Hodgman went on to hold memberships on several committees and remained an advocate for women in medicine throughout her life.

She served on the following committees:
- Provisional Committee on Women in Pediatrics (1985-’86)
- Provisional Committee on Careers and Opportunities (1986-’89)
- The Committee on Careers and Opportunities (1989-’92)
- AAP Council on Sections Management Committee (1993-’94)
- AAP Media Resource Team (1999)
- Chair of the Medical Advisory Committee of the National Foundation of the March of Dimes (1972-’75)
- Founding Member and board member of the California Association of Neonatologists
Furthermore, she was named Woman of the Year in Science by the Los Angeles Times in 1976.

She also helped set up one of the first neonatology labs in the United States at County-USC.

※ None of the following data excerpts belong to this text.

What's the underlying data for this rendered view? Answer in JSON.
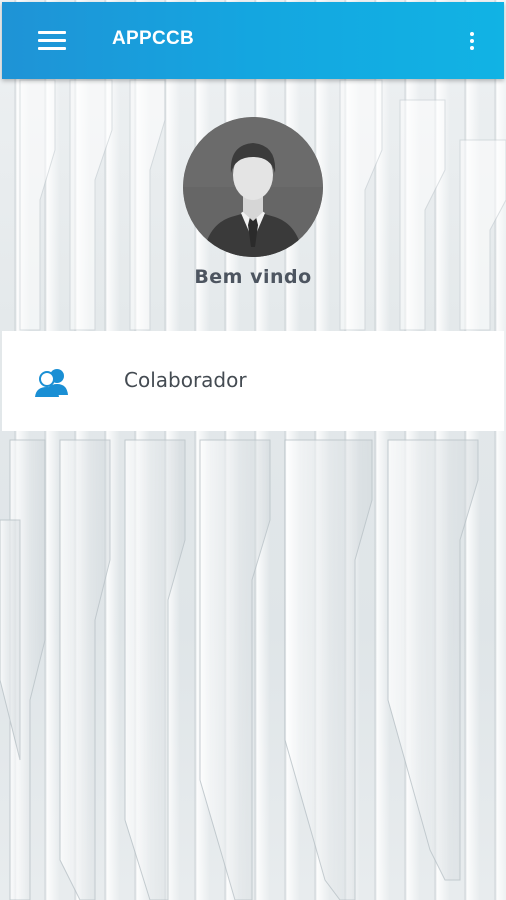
{
  "app": {
    "title": "APPCCB"
  },
  "header": {
    "menu_icon": "hamburger-menu-icon",
    "more_icon": "more-vert-icon"
  },
  "profile": {
    "avatar_icon": "user-avatar",
    "welcome_text": "Bem vindo"
  },
  "menu": {
    "items": [
      {
        "label": "Colaborador",
        "icon": "people-icon"
      }
    ]
  },
  "colors": {
    "appbar_start": "#1f93d6",
    "appbar_end": "#11b3e4",
    "icon_accent": "#1a8fd4",
    "welcome_text": "#4d5560"
  }
}
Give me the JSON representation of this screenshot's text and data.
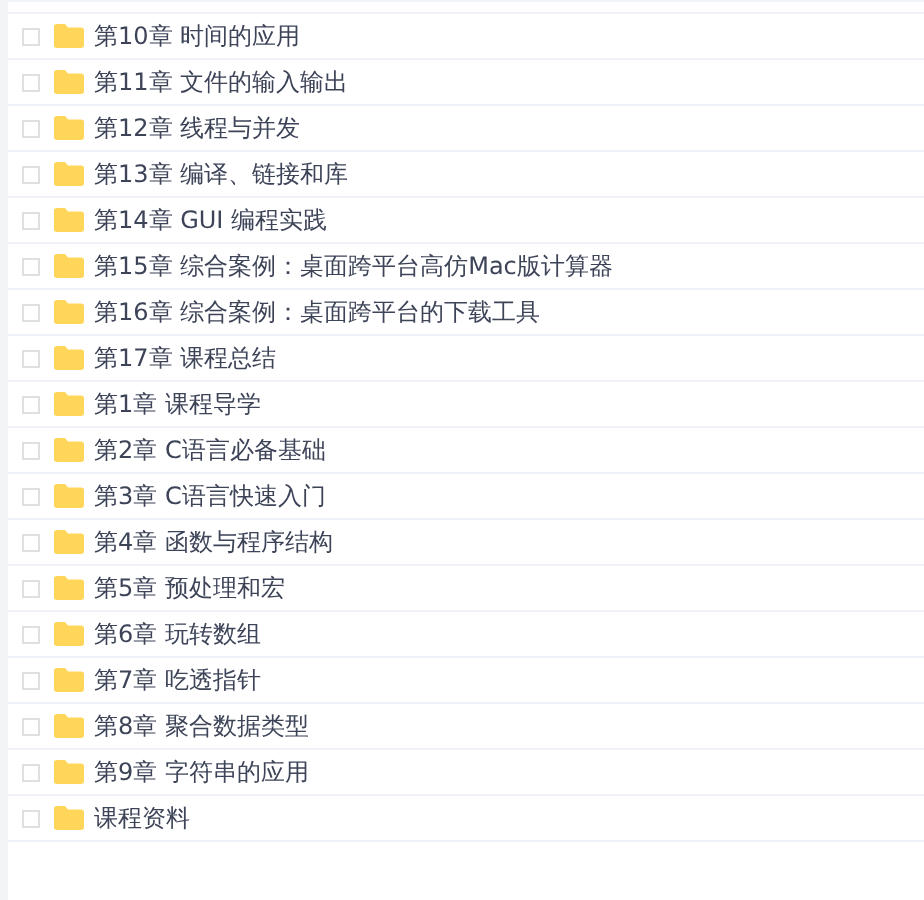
{
  "files": [
    {
      "name": "第10章 时间的应用",
      "checked": false
    },
    {
      "name": "第11章 文件的输入输出",
      "checked": false
    },
    {
      "name": "第12章 线程与并发",
      "checked": false
    },
    {
      "name": "第13章 编译、链接和库",
      "checked": false
    },
    {
      "name": "第14章 GUI 编程实践",
      "checked": false
    },
    {
      "name": "第15章 综合案例：桌面跨平台高仿Mac版计算器",
      "checked": false
    },
    {
      "name": "第16章 综合案例：桌面跨平台的下载工具",
      "checked": false
    },
    {
      "name": "第17章 课程总结",
      "checked": false
    },
    {
      "name": "第1章 课程导学",
      "checked": false
    },
    {
      "name": "第2章 C语言必备基础",
      "checked": false
    },
    {
      "name": "第3章 C语言快速入门",
      "checked": false
    },
    {
      "name": "第4章 函数与程序结构",
      "checked": false
    },
    {
      "name": "第5章 预处理和宏",
      "checked": false
    },
    {
      "name": "第6章 玩转数组",
      "checked": false
    },
    {
      "name": "第7章 吃透指针",
      "checked": false
    },
    {
      "name": "第8章 聚合数据类型",
      "checked": false
    },
    {
      "name": "第9章 字符串的应用",
      "checked": false
    },
    {
      "name": "课程资料",
      "checked": false
    }
  ]
}
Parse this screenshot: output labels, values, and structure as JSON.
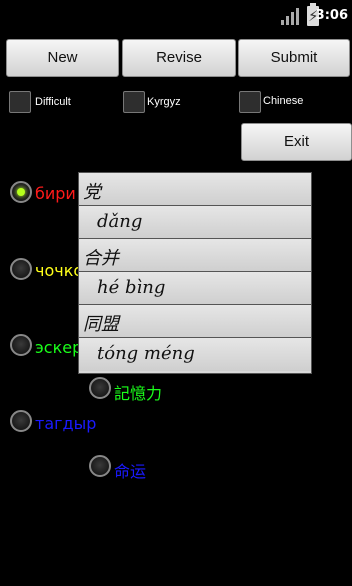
{
  "status": {
    "time": "3:06"
  },
  "toolbar": {
    "new_label": "New",
    "revise_label": "Revise",
    "submit_label": "Submit"
  },
  "options": {
    "difficult_label": "Difficult",
    "kyrgyz_label": "Kyrgyz",
    "chinese_label": "Chinese"
  },
  "exit_label": "Exit",
  "answers": [
    {
      "text": "бири",
      "color": "#ff1a1a",
      "selected": true
    },
    {
      "text": "чочко",
      "color": "#ffff1a",
      "selected": false
    },
    {
      "text": "эскер",
      "color": "#1aff1a",
      "selected": false
    },
    {
      "text": "記憶力",
      "color": "#1aff1a",
      "selected": false
    },
    {
      "text": "тагдыр",
      "color": "#1a1aff",
      "selected": false
    },
    {
      "text": "命运",
      "color": "#1a1aff",
      "selected": false
    }
  ],
  "popup": {
    "rows": [
      "党",
      "dǎng",
      "合并",
      "hé bìng",
      "同盟",
      "tóng méng"
    ]
  }
}
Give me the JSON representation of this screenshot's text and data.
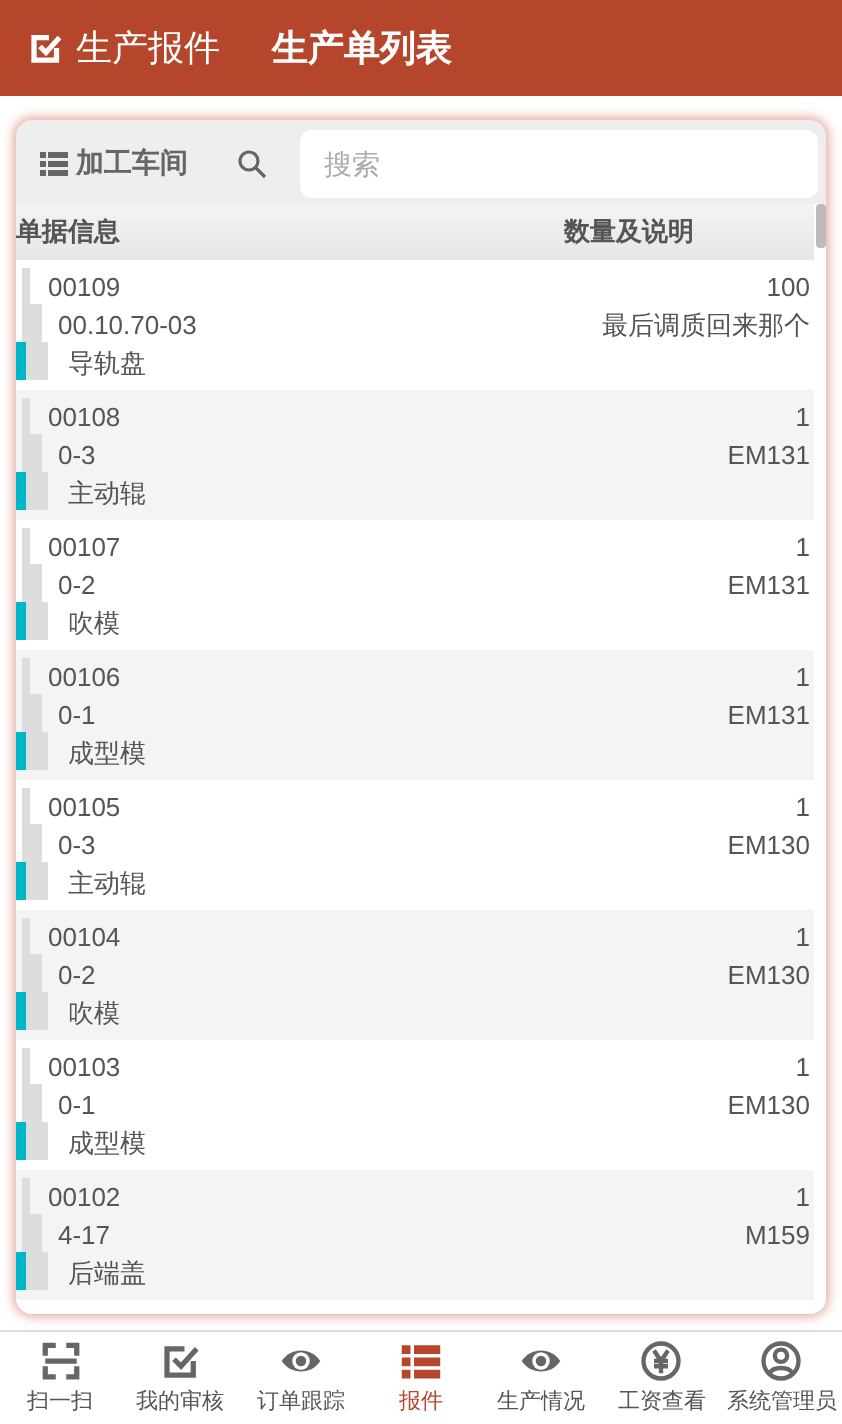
{
  "header": {
    "app_title": "生产报件",
    "page_title": "生产单列表"
  },
  "toolbar": {
    "filter": "加工车间",
    "search": {
      "placeholder": "搜索"
    }
  },
  "table": {
    "columns": [
      "单据信息",
      "数量及说明"
    ],
    "rows": [
      {
        "number": "00109",
        "code": "00.10.70-03",
        "part": "导轨盘",
        "quantity": "100",
        "note": "最后调质回来那个"
      },
      {
        "number": "00108",
        "code": "0-3",
        "part": "主动辊",
        "quantity": "1",
        "note": "EM131"
      },
      {
        "number": "00107",
        "code": "0-2",
        "part": "吹模",
        "quantity": "1",
        "note": "EM131"
      },
      {
        "number": "00106",
        "code": "0-1",
        "part": "成型模",
        "quantity": "1",
        "note": "EM131"
      },
      {
        "number": "00105",
        "code": "0-3",
        "part": "主动辊",
        "quantity": "1",
        "note": "EM130"
      },
      {
        "number": "00104",
        "code": "0-2",
        "part": "吹模",
        "quantity": "1",
        "note": "EM130"
      },
      {
        "number": "00103",
        "code": "0-1",
        "part": "成型模",
        "quantity": "1",
        "note": "EM130"
      },
      {
        "number": "00102",
        "code": "4-17",
        "part": "后端盖",
        "quantity": "1",
        "note": "M159"
      }
    ]
  },
  "nav": [
    {
      "label": "扫一扫",
      "kind": "scan",
      "selected": false
    },
    {
      "label": "我的审核",
      "kind": "check",
      "selected": false
    },
    {
      "label": "订单跟踪",
      "kind": "eye",
      "selected": false
    },
    {
      "label": "报件",
      "kind": "list",
      "selected": true
    },
    {
      "label": "生产情况",
      "kind": "eye",
      "selected": false
    },
    {
      "label": "工资查看",
      "kind": "yen",
      "selected": false
    },
    {
      "label": "系统管理员",
      "kind": "user",
      "selected": false
    }
  ]
}
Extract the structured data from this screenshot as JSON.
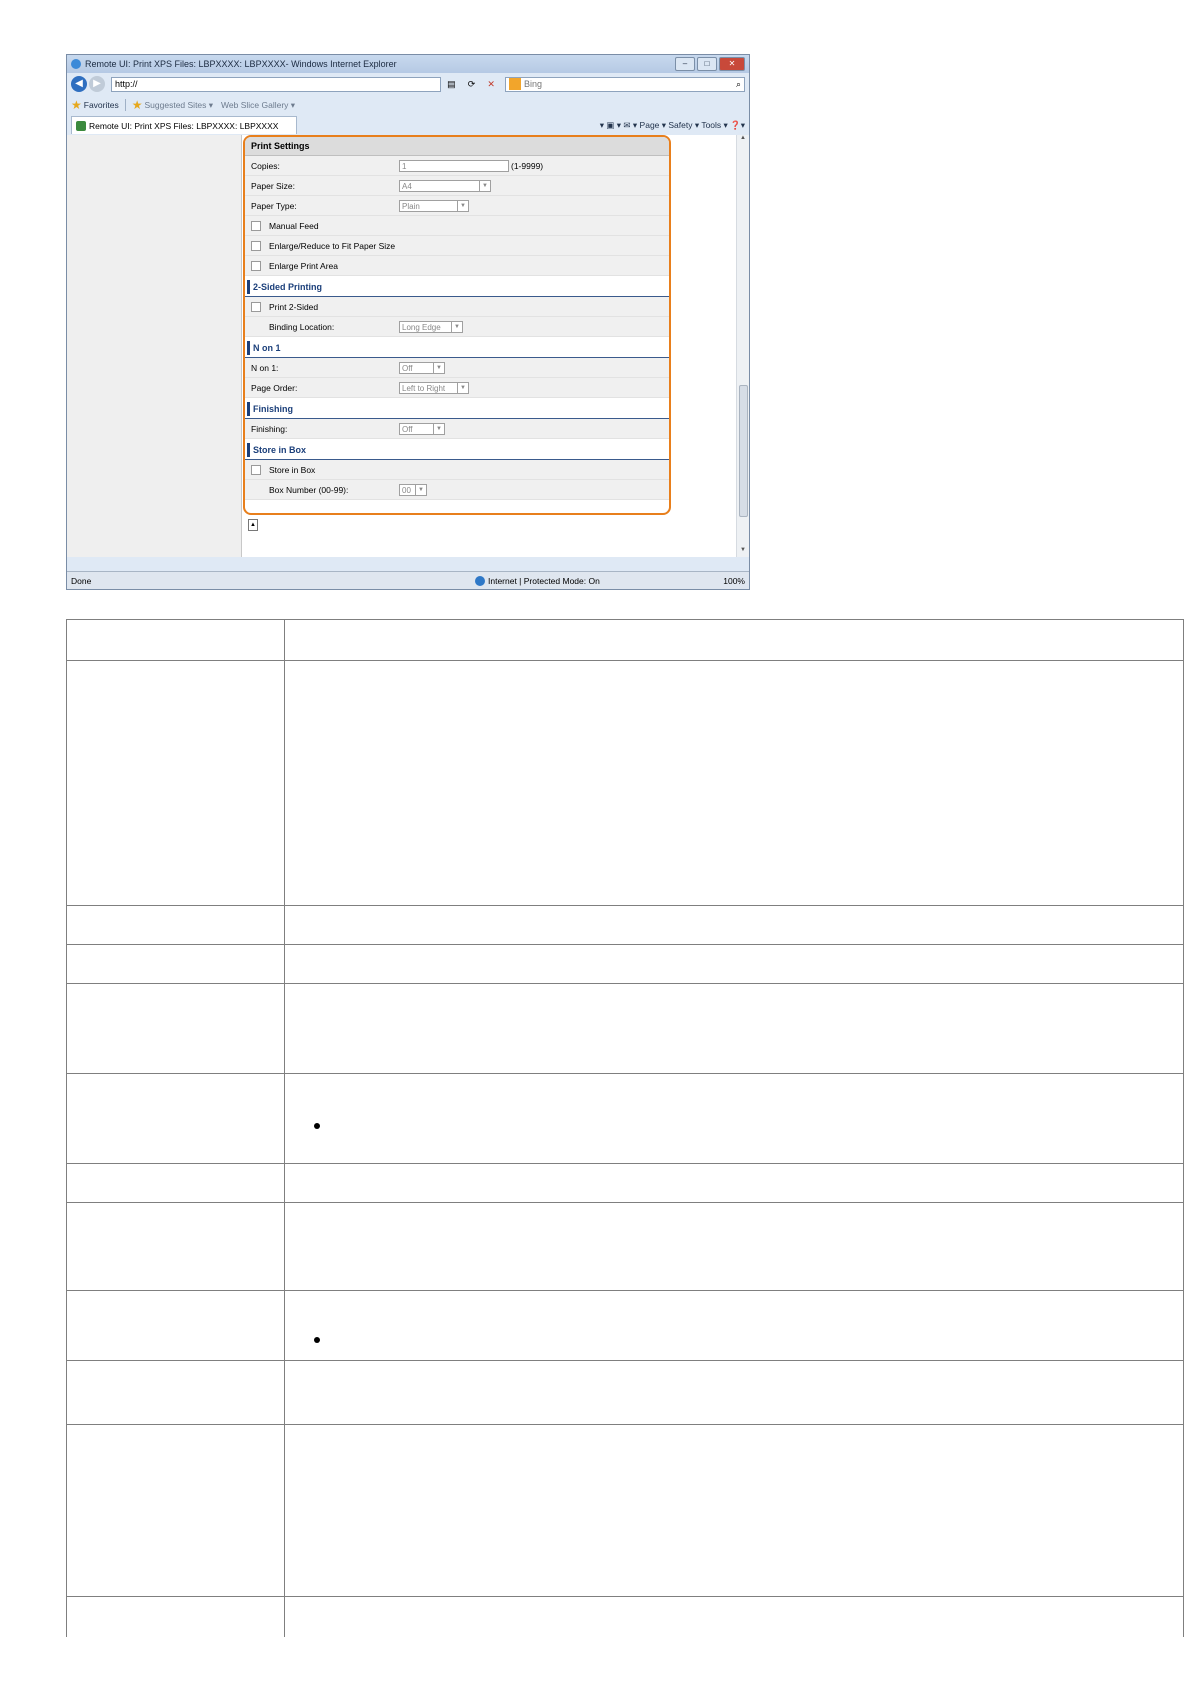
{
  "browser": {
    "window_title": "Remote UI: Print XPS Files: LBPXXXX: LBPXXXX- Windows Internet Explorer",
    "address": "http://",
    "search_placeholder": "Bing",
    "favorites_label": "Favorites",
    "suggested_sites": "Suggested Sites ▾",
    "web_slice_gallery": "Web Slice Gallery ▾",
    "tab_title": "Remote UI: Print XPS Files: LBPXXXX: LBPXXXX",
    "command_bar": "▾ ▣ ▾ ✉ ▾ Page ▾  Safety ▾  Tools ▾  ❓▾",
    "status_done": "Done",
    "status_zone": "Internet | Protected Mode: On",
    "status_zoom": "100%"
  },
  "form": {
    "print_settings_title": "Print Settings",
    "copies_label": "Copies:",
    "copies_value": "1",
    "copies_range": "(1-9999)",
    "paper_size_label": "Paper Size:",
    "paper_size_value": "A4",
    "paper_type_label": "Paper Type:",
    "paper_type_value": "Plain",
    "manual_feed_label": "Manual Feed",
    "enlarge_reduce_label": "Enlarge/Reduce to Fit Paper Size",
    "enlarge_print_area_label": "Enlarge Print Area",
    "two_sided_title": "2-Sided Printing",
    "print_2sided_label": "Print 2-Sided",
    "binding_location_label": "Binding Location:",
    "binding_location_value": "Long Edge",
    "n_on_1_title": "N on 1",
    "n_on_1_label": "N on 1:",
    "n_on_1_value": "Off",
    "page_order_label": "Page Order:",
    "page_order_value": "Left to Right",
    "finishing_title": "Finishing",
    "finishing_label": "Finishing:",
    "finishing_value": "Off",
    "store_in_box_title": "Store in Box",
    "store_in_box_label": "Store in Box",
    "box_number_label": "Box Number (00-99):",
    "box_number_value": "00"
  },
  "colors": {
    "highlight_border": "#e87f1c",
    "section_accent": "#1b3f7a"
  }
}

She received several awards throughout her career, culminating in the 1999 Apgar Award from the American Academy of Pediatrics, the highest honor in neonatology

In memory of her life and legacy as a teacher, her colleagues created the Joan E. Hodgman, M.D. Endowed Scholarship.

== Areas of Research ==
According to her faculty page on USC's Keck School of Medicine website, her research interests included:

- Sudden Infant Death Syndrome (SIDS) - development of cardiopulmonary reflexes during sleep
- Respiratory function during sleep and risk for SIDS
- Bilirubin metabolism in the neonate
- Inflammation at birth and its relation to chronic problems such as chronic lung disease and cerebral palsy

== Personal life ==
Hodgman was an accomplished athlete who skied well into her 70s and worked until the year she died. She was raised with the belief and encouragement that being a woman shouldn't stand in her way. Widowed at 47, she never remarried.

She encouraged the discussion of controversial questions regarding appropriate care for extremely ill infants.